If you decide it’s time to step back from your role as a small business owner, finding the right business buyer can protect your legacy and prepare you for the next adventure ahead. If you’ve been searching the internet to learn “how to find a buyer for my business,” these steps can help you identify and attract prospects who may have an interest in buying your company.
How do you find buyers for your small business? Identifying the right prospect pool will depend on your industry. Focusing on one or more of these common markets often yields at least one appropriate business buyer:
- Industry contacts, including competitors at the local, regional, and national levels, vendors, suppliers, and clients
- Personal contacts, such as existing employees of the business, acquaintances, or family members
- Financial buyers who invest in small businesses to help them grow
- Strategic buyers who think your company can help them meet short-term or long-term business objectives
Consider potential purchasers for your business in each of these categories and eliminate those you don’t see as prospective buyers for a company like yours.

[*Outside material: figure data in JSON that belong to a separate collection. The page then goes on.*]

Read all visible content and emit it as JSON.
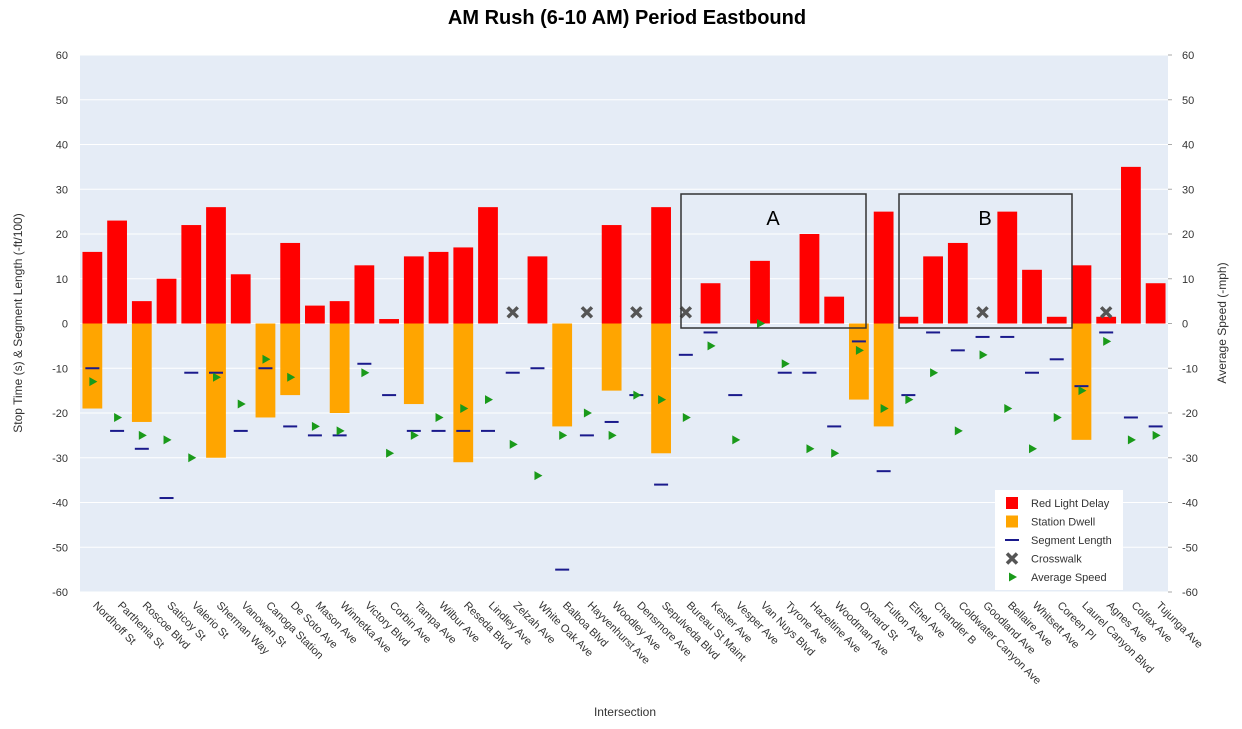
{
  "chart_data": {
    "type": "bar",
    "title": "AM Rush (6-10 AM) Period Eastbound",
    "x_label": "Intersection",
    "y_label": "Stop Time (s) & Segment Length (-ft/100)",
    "y2_label": "Average Speed (-mph)",
    "categories": [
      "Nordhoff St",
      "Parthenia St",
      "Roscoe Blvd",
      "Saticoy St",
      "Valerio St",
      "Sherman Way",
      "Vanowen St",
      "Canoga Station",
      "De Soto Ave",
      "Mason Ave",
      "Winnetka Ave",
      "Victory Blvd",
      "Corbin Ave",
      "Tampa Ave",
      "Wilbur Ave",
      "Reseda Blvd",
      "Lindley Ave",
      "Zelzah Ave",
      "White Oak Ave",
      "Balboa Blvd",
      "Hayvenhurst Ave",
      "Woodley Ave",
      "Densmore Ave",
      "Sepulveda Blvd",
      "Bureau St Maint",
      "Kester Ave",
      "Vesper Ave",
      "Van Nuys Blvd",
      "Tyrone Ave",
      "Hazeltine Ave",
      "Woodman Ave",
      "Oxnard St",
      "Fulton Ave",
      "Ethel Ave",
      "Chandler B",
      "Coldwater Canyon Ave",
      "Goodland Ave",
      "Bellaire Ave",
      "Whitsett Ave",
      "Coreen Pl",
      "Laurel Canyon Blvd",
      "Agnes Ave",
      "Colfax Ave",
      "Tujunga Ave"
    ],
    "series": [
      {
        "name": "Red Light Delay",
        "color": "#ff0000",
        "marker": "bar",
        "values": [
          16,
          23,
          5,
          10,
          22,
          26,
          11,
          null,
          18,
          4,
          5,
          13,
          1,
          15,
          16,
          17,
          26,
          null,
          15,
          null,
          null,
          22,
          null,
          26,
          null,
          9,
          null,
          14,
          null,
          20,
          6,
          null,
          25,
          1.5,
          15,
          18,
          null,
          25,
          12,
          1.5,
          13,
          1.5,
          35,
          9
        ]
      },
      {
        "name": "Station Dwell",
        "color": "#ffa500",
        "marker": "bar",
        "values": [
          -19,
          null,
          -22,
          null,
          null,
          -30,
          null,
          -21,
          -16,
          null,
          -20,
          null,
          null,
          -18,
          null,
          -31,
          null,
          null,
          null,
          -23,
          null,
          -15,
          null,
          -29,
          null,
          null,
          null,
          null,
          null,
          null,
          null,
          -17,
          -23,
          null,
          null,
          null,
          null,
          null,
          null,
          null,
          -26,
          null,
          null,
          null
        ]
      },
      {
        "name": "Segment Length",
        "color": "#1a1a8c",
        "marker": "dash",
        "values": [
          -10,
          -24,
          -28,
          -39,
          -11,
          -11,
          -24,
          -10,
          -23,
          -25,
          -25,
          -9,
          -16,
          -24,
          -24,
          -24,
          -24,
          -11,
          -10,
          -55,
          -25,
          -22,
          -16,
          -36,
          -7,
          -2,
          -16,
          null,
          -11,
          -11,
          -23,
          -4,
          -33,
          -16,
          -2,
          -6,
          -3,
          -3,
          -11,
          -8,
          -14,
          -2,
          -21,
          -23
        ]
      },
      {
        "name": "Crosswalk",
        "color": "#555555",
        "marker": "x",
        "values": [
          null,
          null,
          null,
          null,
          null,
          null,
          null,
          null,
          null,
          null,
          null,
          null,
          null,
          null,
          null,
          null,
          null,
          2.5,
          null,
          null,
          2.5,
          null,
          2.5,
          null,
          2.5,
          null,
          null,
          null,
          null,
          null,
          null,
          null,
          null,
          null,
          null,
          null,
          2.5,
          null,
          null,
          null,
          null,
          2.5,
          null,
          null
        ]
      },
      {
        "name": "Average Speed",
        "color": "#1a9a1a",
        "marker": "triangle",
        "axis": "y2",
        "values": [
          -13,
          -21,
          -25,
          -26,
          -30,
          -12,
          -18,
          -8,
          -12,
          -23,
          -24,
          -11,
          -29,
          -25,
          -21,
          -19,
          -17,
          -27,
          -34,
          -25,
          -20,
          -25,
          -16,
          -17,
          -21,
          -5,
          -26,
          0,
          -9,
          -28,
          -29,
          -6,
          -19,
          -17,
          -11,
          -24,
          -7,
          -19,
          -28,
          -21,
          -15,
          -4,
          -26,
          -25
        ]
      }
    ],
    "ylim": [
      -60,
      60
    ],
    "yticks": [
      -60,
      -50,
      -40,
      -30,
      -20,
      -10,
      0,
      10,
      20,
      30,
      40,
      50,
      60
    ],
    "y2lim": [
      -60,
      60
    ],
    "y2ticks": [
      -60,
      -50,
      -40,
      -30,
      -20,
      -10,
      0,
      10,
      20,
      30,
      40,
      50,
      60
    ],
    "grid": true,
    "legend_position": "lower right",
    "annotations": [
      "A",
      "B"
    ]
  }
}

Now that you understand the supply of buyers for small businesses in your sector, consider their motivations. When looking at potential buyers, ask yourself, “Why do they want to invest in the industry? How does your company fit their needs?” According to Forbes, some of the most common motivations for making a small business purchase include expanding, scaling, pivoting, and growing an existing company. Buyers may also want to consolidate the market, get products into the marketplace faster, or react to industry disruption.
The National Federation of Independent Business reports that setting the right asking price for your business can facilitate finding buyers. If you haven’t had a valuation of the company in the past, consulting a qualified firm can inform a successful pitch. With this process, a professional will evaluate your company’s market demand, geographic location, industry trends, financial health, inventory, receivables, sales, debts, and liens to determine market position, opportunities, and threats.

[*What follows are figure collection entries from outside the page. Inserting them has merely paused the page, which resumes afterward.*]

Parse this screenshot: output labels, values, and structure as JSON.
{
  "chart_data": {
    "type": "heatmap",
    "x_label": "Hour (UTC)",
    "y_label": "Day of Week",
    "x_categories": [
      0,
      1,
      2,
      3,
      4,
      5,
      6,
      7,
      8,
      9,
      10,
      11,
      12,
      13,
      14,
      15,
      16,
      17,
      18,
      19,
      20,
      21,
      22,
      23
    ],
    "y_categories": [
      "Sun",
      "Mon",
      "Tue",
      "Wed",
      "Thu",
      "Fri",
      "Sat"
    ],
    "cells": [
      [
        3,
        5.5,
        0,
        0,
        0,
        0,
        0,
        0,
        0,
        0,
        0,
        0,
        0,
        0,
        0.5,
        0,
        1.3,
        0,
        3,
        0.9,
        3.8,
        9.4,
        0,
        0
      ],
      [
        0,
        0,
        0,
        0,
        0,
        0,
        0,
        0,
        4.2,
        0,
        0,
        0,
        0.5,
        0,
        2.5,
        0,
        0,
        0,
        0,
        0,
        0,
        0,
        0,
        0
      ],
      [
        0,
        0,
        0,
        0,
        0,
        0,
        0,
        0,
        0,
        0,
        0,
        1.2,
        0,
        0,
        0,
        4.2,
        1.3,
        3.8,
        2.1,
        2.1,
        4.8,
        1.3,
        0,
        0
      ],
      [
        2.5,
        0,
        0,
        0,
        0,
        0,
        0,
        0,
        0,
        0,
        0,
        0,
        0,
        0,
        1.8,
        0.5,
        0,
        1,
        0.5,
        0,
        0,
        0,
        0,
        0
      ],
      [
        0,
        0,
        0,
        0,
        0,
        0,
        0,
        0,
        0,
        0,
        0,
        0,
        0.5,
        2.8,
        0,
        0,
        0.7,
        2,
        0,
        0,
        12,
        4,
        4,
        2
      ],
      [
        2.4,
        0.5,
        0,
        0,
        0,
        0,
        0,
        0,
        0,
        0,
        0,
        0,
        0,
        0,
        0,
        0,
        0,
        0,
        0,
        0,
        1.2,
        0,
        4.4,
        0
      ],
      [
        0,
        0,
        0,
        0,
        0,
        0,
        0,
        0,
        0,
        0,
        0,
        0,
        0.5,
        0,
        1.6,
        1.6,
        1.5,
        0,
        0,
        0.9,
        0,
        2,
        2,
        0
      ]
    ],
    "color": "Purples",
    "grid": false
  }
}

Of course, your asking price is just one part of an effective small business sales pitch. You’ll need to create a comprehensive information packet that answers all your buyers’ questions. It should include:
- At least 3-4 years of tax returns and financial statements
- A complete accounting of inventory, equipment, and real estate holdings included with the business sale
- A detailed contact list for suppliers, vendors, and clients
- Real estate leases, business licenses, and other relevant legal paperwork
- Current operating procedures
- An exit strategy for the current leadership team (even if that only includes you)
Despite this long list of documents, your pitch should also include a summary that tells the story of your business. Humanize your company as you express to the buyer why the firm was started, what you do, why it matters, and what problems you solve.

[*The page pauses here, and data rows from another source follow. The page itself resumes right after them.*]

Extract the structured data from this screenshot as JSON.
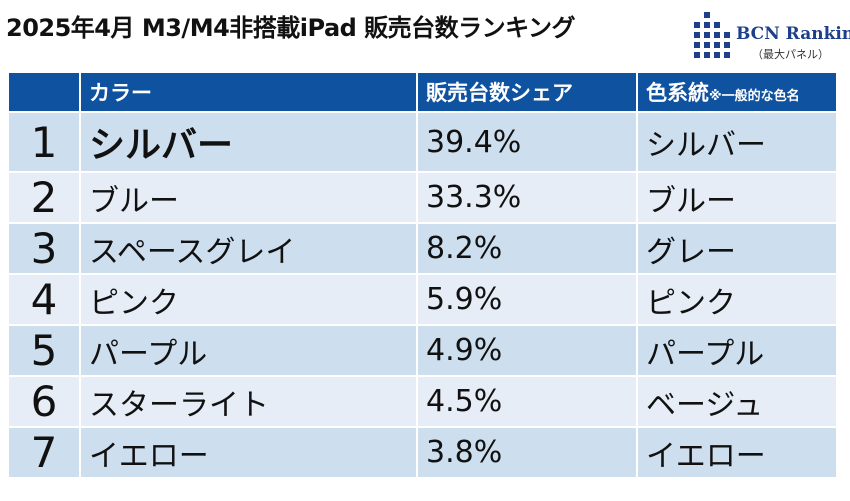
{
  "title": "2025年4月 M3/M4非搭載iPad 販売台数ランキング",
  "logo": {
    "name": "BCN Ranking",
    "sub": "（最大パネル）"
  },
  "chart_data": {
    "type": "table",
    "title": "2025年4月 M3/M4非搭載iPad 販売台数ランキング",
    "headers": [
      "",
      "カラー",
      "販売台数シェア",
      "色系統"
    ],
    "header_note": "※一般的な色名",
    "rows": [
      {
        "rank": "1",
        "color": "シルバー",
        "share": "39.4%",
        "family": "シルバー"
      },
      {
        "rank": "2",
        "color": "ブルー",
        "share": "33.3%",
        "family": "ブルー"
      },
      {
        "rank": "3",
        "color": "スペースグレイ",
        "share": "8.2%",
        "family": "グレー"
      },
      {
        "rank": "4",
        "color": "ピンク",
        "share": "5.9%",
        "family": "ピンク"
      },
      {
        "rank": "5",
        "color": "パープル",
        "share": "4.9%",
        "family": "パープル"
      },
      {
        "rank": "6",
        "color": "スターライト",
        "share": "4.5%",
        "family": "ベージュ"
      },
      {
        "rank": "7",
        "color": "イエロー",
        "share": "3.8%",
        "family": "イエロー"
      }
    ]
  },
  "colors": {
    "header": "#0f52a0",
    "row_odd": "#cddeef",
    "row_even": "#e6edf6"
  }
}
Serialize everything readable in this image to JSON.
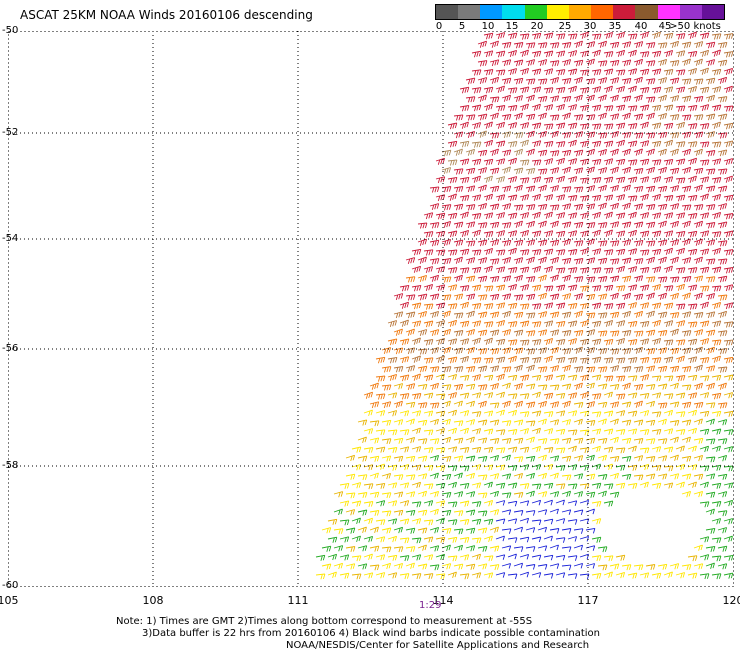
{
  "title": "ASCAT 25KM NOAA Winds 20160106 descending",
  "legend": {
    "ticks": [
      "0",
      "5",
      "10",
      "15",
      "20",
      "25",
      "30",
      "35",
      "40",
      "45",
      ">50 knots"
    ],
    "colors": [
      "#555555",
      "#7a7a7a",
      "#0099ff",
      "#00ddee",
      "#22cc22",
      "#ffee00",
      "#ffaa00",
      "#ff6600",
      "#cc1c3a",
      "#8a5a2e",
      "#ff33ff",
      "#9933cc",
      "#661199"
    ]
  },
  "axes": {
    "x_ticks": [
      "105",
      "108",
      "111",
      "114",
      "117",
      "120"
    ],
    "y_ticks": [
      "-50",
      "-52",
      "-54",
      "-56",
      "-58",
      "-60"
    ]
  },
  "time_label": "1:29",
  "notes": [
    "Note: 1) Times are GMT 2)Times along bottom correspond to measurement at -55S",
    "3)Data buffer is 22 hrs from 20160106 4) Black wind barbs indicate possible contamination",
    "NOAA/NESDIS/Center for Satellite Applications and Research"
  ]
}
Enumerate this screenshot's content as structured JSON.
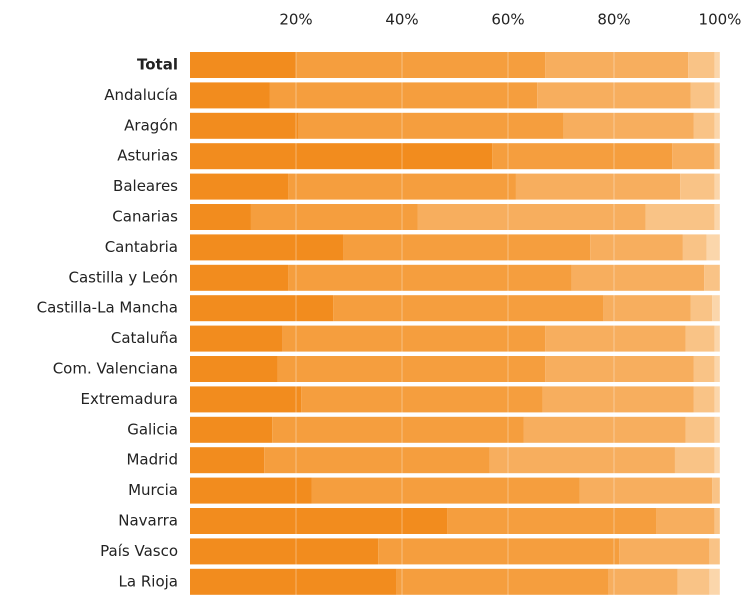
{
  "chart_data": {
    "type": "stacked-bar-horizontal",
    "categories": [
      "Total",
      "Andalucía",
      "Aragón",
      "Asturias",
      "Baleares",
      "Canarias",
      "Cantabria",
      "Castilla y León",
      "Castilla-La Mancha",
      "Cataluña",
      "Com. Valenciana",
      "Extremadura",
      "Galicia",
      "Madrid",
      "Murcia",
      "Navarra",
      "País Vasco",
      "La Rioja"
    ],
    "series": [
      {
        "color": "#f28c1e",
        "values": [
          20,
          15,
          20.5,
          57,
          18.5,
          11.5,
          29,
          18.5,
          27,
          17.5,
          16.5,
          21,
          15.5,
          14,
          23,
          48.5,
          35.5,
          39
        ]
      },
      {
        "color": "#f59e3e",
        "values": [
          47,
          50.5,
          50,
          34,
          43,
          31.5,
          46.5,
          53.5,
          51,
          49.5,
          50.5,
          45.5,
          47.5,
          42.5,
          50.5,
          39.5,
          45.5,
          40
        ]
      },
      {
        "color": "#f7ae5e",
        "values": [
          27,
          29,
          24.5,
          8,
          31,
          43,
          17.5,
          25,
          16.5,
          26.5,
          28,
          28.5,
          30.5,
          35,
          25,
          11,
          17,
          13
        ]
      },
      {
        "color": "#f9c386",
        "values": [
          5,
          4.5,
          4,
          1,
          6.5,
          13,
          4.5,
          3,
          4,
          5.5,
          4,
          4,
          5.5,
          7.5,
          1.5,
          1,
          2,
          6
        ]
      },
      {
        "color": "#fbd6ab",
        "values": [
          1,
          1,
          1,
          0,
          1,
          1,
          2.5,
          0,
          1.5,
          1,
          1,
          1,
          1,
          1,
          0,
          0,
          0,
          2
        ]
      }
    ],
    "xlim": [
      0,
      100
    ],
    "xticks": [
      {
        "value": 20,
        "label": "20%"
      },
      {
        "value": 40,
        "label": "40%"
      },
      {
        "value": 60,
        "label": "60%"
      },
      {
        "value": 80,
        "label": "80%"
      },
      {
        "value": 100,
        "label": "100%"
      }
    ]
  }
}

Selling your small business requires a delicate balance of disclosure. You have to provide detailed financial and strategic information to entice potential buyers without risking the value of your company by exposing trade secrets. For this reason, you may choose to reach out personally to gauge the interest of your shortlist of prospects. Forbes recommends in-person networking, phone calls, email, or direct messaging through social sites as a place to begin.
If you plan to partner with a broker or investment firm, they can approach potential buyers on your behalf to maintain confidentiality. They can also cast a wider net by advertising the business for sale anonymously on public sources and among their own contacts. This process saves time by screening potential buyers for true interest before beginning negotiations.
When you connect with an interested buyer, the process must involve due diligence on both sides. Meet with serious prospects regularly to develop a trust-based relationship. Take this time to evaluate how well each prospect will uphold the mission and vision of your company. For example, you may prioritize a buyer who plans to emphasize growth, keep your employees, or maintain an original location.
At the same time, prepare to provide transparent answers to all the potential buyer’s questions. As you look for buyers, you may want to have prospects sign non-disclosure agreements (NDAs). These legal documents are especially important to protect sensitive information in negotiations involving competitors.
According to SCORE, the nonprofit arm of the U.S. Small Business Administration, the decision and process of purchasing a small business can take up to two years. Stick with two to three potential buyers and reach out frequently to provide information and ask for status updates.
Many small business owners take up to a year to prepare for a successful sale of the company before they even begin the process of looking for buyers. With these strategies, you can use that time wisely and build a base of potential buyers to achieve the best possible outcome. Engaging in professional partnerships with seasoned business investors can also help you find buyers for your business.